Here is a sample spec file for the xpaint application:

Summary: An X Window System paint program
Summary: XPaint
Name: lsb-xpaint
Version: 2.6.2
Release: 3
Vendor: Free Standards Group
License: MIT
Group: Appbat/graphics
Buildroot: /usr/src/appbat/pkgroot/lsb-xpaint
AutoReqProv: no
PreReq: lsb >= 1.3

%description
LSB conforming version of xpaint. XPaint is an
X Window System color image editing program and
painting program. Xpaint is added to the LSB
Application Battery primarily to demonstrate the
use of X11 libraries.

%pre

%install

%post

%preun

%postun

%clean

%files

%attr ( - bin bin ) /opt/lsb-xpaint

Full source code for building and packaging this and the other applications in the application battery can be found in the LSB Project CVS tree.

Does This Really Work?

Yes, it really does work, although to be fair, we still are running into corner cases and various applications that don't always follow the rules for clean, portable code. As part of the verification for the LSB, we have created an application battery built from the tools described here. This set of applications includes Apache, Samba, Lynx, Python, xpdf and groff. We have tried to select a set of real applications that provide coverage over as much of the LSB set of interfaces as possible.
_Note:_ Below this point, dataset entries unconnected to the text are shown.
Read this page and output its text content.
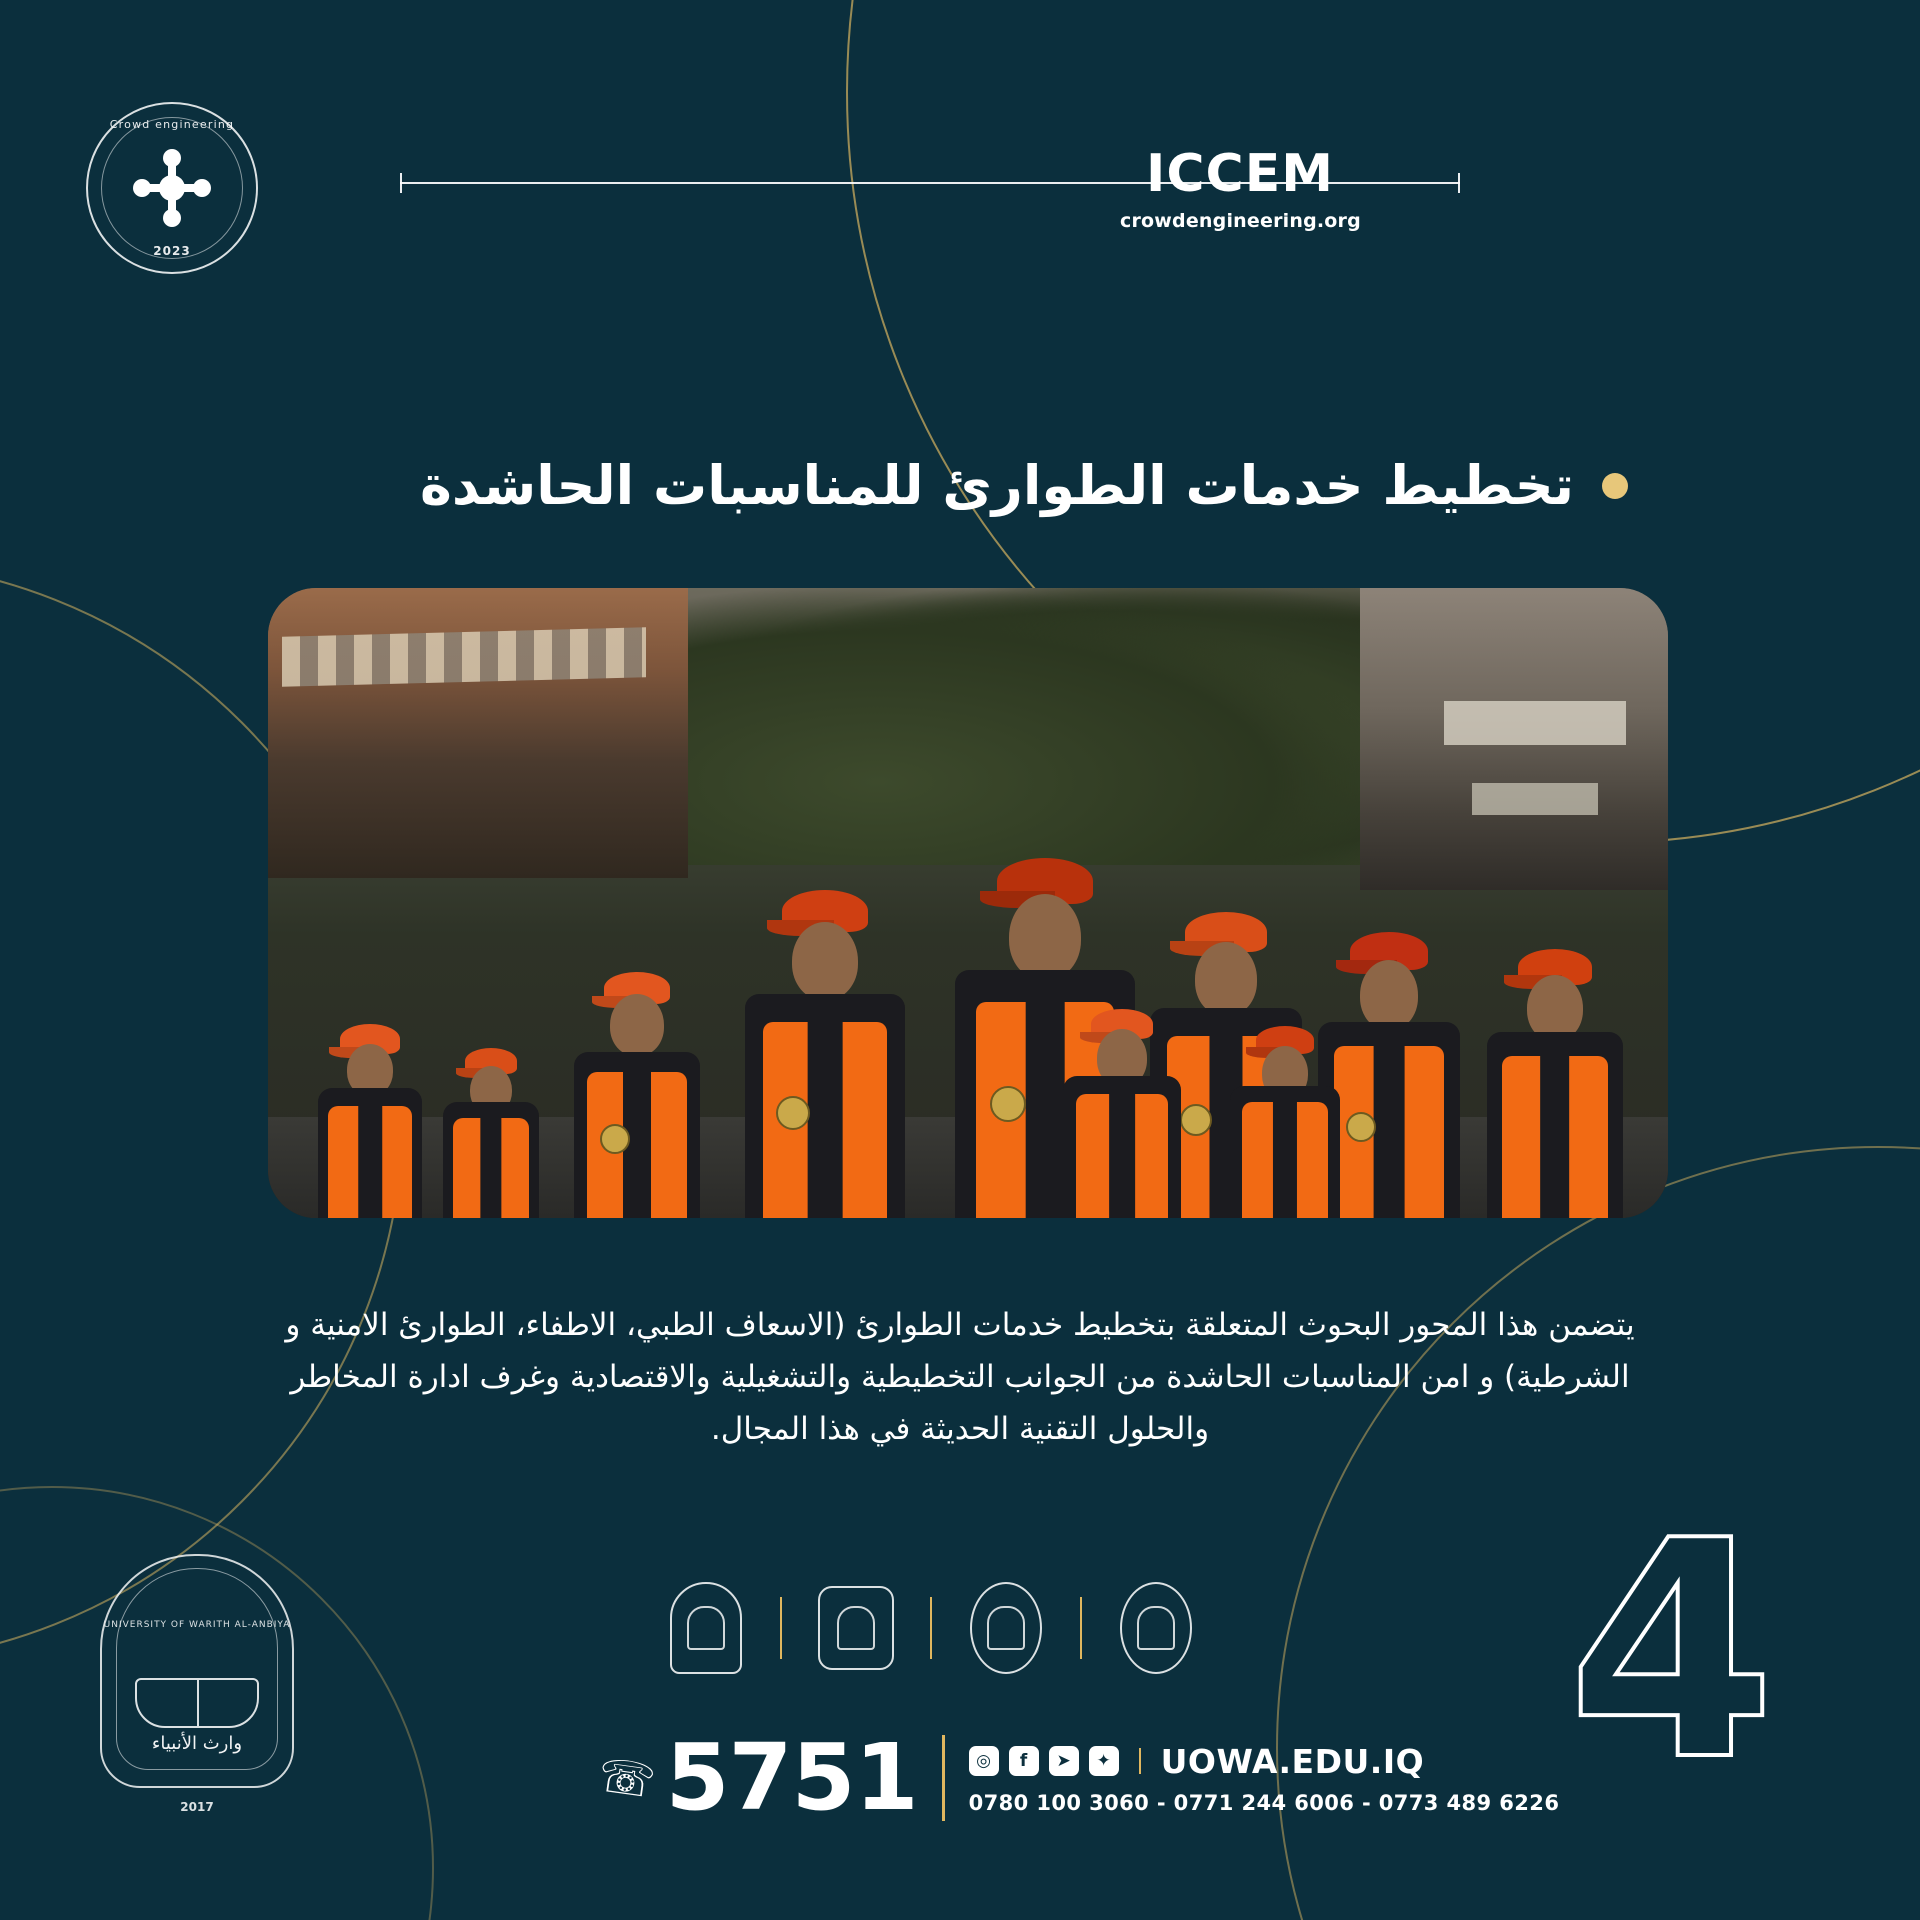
Crowd engineering
2023
ICCEM
crowdengineering.org
تخطيط خدمات الطوارئ للمناسبات الحاشدة

يتضمن هذا المحور البحوث المتعلقة بتخطيط خدمات الطوارئ (الاسعاف الطبي، الاطفاء، الطوارئ الامنية و الشرطية) و امن المناسبات الحاشدة من الجوانب التخطيطية والتشغيلية والاقتصادية وغرف ادارة المخاطر والحلول التقنية الحديثة في هذا المجال.

4
UNIVERSITY OF WARITH AL-ANBIYA
وارث الأنبياء
2017	☏ 5751	◎	f	➤	✦ UOWA.EDU.IQ
0780 100 3060 - 0771 244 6006 - 0773 489 6226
What about C++ Applications?

LSB version 1.3 does not support C++, so the rule requiring the library to be linked statically applies. We are adding support for C++ to LSB 2.0 to avoid this. We provide the lsbdev-c++ package, which contains a version of libstdc++ that was configured and built with lsbcc. This and GCC version 3.2 seem to produce good results. We have tried other combinations of compilers and different versions of the C and C++ libraries but ran into various problems, depending on the nature of the application.

Future Directions

For the LSB in general, we will continue to add additional libraries to the specification as long as there is consensus that they are needed and have reached a certain level of stability. This should help close the gap between how distribution-provided and LSB-conforming applications are built.

For the LSB development environment, we will continue to make the tools better and more transparent. The development environment is being maintained actively, and feedback from people using these tools is appreciated. With the addition of C++ in LSB 2.0, the development environment will be able to drop the lsbdev-c++ package being used today in favor of the C++ stub library, which will move into the base LSB development package.
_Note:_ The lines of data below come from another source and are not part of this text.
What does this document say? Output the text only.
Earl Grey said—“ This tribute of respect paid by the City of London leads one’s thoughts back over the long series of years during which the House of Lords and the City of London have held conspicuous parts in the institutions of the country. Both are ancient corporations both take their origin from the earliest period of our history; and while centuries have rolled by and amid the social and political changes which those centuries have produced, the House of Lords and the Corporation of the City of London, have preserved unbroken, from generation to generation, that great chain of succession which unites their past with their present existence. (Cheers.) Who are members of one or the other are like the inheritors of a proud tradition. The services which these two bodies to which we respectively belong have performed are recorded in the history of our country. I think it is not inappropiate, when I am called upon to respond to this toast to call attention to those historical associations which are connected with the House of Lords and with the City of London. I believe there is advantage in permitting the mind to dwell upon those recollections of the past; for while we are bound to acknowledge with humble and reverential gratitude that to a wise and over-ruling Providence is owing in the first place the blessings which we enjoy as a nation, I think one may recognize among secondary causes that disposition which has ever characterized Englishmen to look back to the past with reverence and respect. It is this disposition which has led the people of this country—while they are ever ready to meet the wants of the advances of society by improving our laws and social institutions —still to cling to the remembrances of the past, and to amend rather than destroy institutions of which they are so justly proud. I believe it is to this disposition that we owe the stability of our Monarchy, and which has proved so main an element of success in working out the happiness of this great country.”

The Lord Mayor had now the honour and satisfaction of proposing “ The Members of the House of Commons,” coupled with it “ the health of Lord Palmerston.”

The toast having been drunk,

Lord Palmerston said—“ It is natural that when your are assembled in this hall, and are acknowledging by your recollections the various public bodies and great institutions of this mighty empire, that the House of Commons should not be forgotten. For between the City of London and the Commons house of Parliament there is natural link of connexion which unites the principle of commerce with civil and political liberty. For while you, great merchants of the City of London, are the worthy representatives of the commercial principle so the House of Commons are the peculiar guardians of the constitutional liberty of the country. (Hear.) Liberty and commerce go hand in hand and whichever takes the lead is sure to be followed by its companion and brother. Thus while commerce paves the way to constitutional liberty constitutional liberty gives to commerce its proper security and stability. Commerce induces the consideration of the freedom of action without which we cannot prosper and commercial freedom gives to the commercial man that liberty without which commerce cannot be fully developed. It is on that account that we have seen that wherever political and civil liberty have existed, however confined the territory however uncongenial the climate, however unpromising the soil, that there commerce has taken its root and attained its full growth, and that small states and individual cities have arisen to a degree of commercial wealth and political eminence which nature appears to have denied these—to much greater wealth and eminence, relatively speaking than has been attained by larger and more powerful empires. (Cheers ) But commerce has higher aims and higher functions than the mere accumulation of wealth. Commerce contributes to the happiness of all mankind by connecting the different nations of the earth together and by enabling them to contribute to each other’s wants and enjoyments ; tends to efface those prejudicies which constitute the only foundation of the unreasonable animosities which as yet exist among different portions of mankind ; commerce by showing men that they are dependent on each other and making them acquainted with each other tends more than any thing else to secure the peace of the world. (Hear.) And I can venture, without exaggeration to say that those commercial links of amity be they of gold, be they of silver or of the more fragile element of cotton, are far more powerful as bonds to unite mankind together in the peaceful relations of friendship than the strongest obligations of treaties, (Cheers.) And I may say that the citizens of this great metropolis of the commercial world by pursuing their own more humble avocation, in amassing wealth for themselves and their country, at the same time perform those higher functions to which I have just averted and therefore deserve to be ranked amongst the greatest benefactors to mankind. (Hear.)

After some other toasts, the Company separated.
Currently, you may have to set several options in an rpmrc or rpmmacros file to make RPM produce LSB-conforming packages. It is our hope that we can come up with an LSB mode for rpmbuild that can handle all of this automatically. Hopefully, it will make it even easier to build existing packages that conform to the LSB.

Acknowledgements

First off, thanks to the Free Standards Group and its members for providing the support to the LSB Project that has enabled us to accomplish as much as we have. Secondly, thanks to the core group of developers working on the development environment for the LSB, including Chris Yeoh, Marvin Heffler and especially Mats Wichmann for their patience and persistence during the more experimental phases of this project.

Resources for this article: /article/7459.

Stuart R. Anderson (anderson@freestandards.org) made the mistake of being overheard while saying “I know how to fix that”, and he has been the lead developer of the LSB Written Specification ever since. When not working on the LSB, Stuart keeps busy enlightening South Carolina to open-source ideas by converting companies one at a time.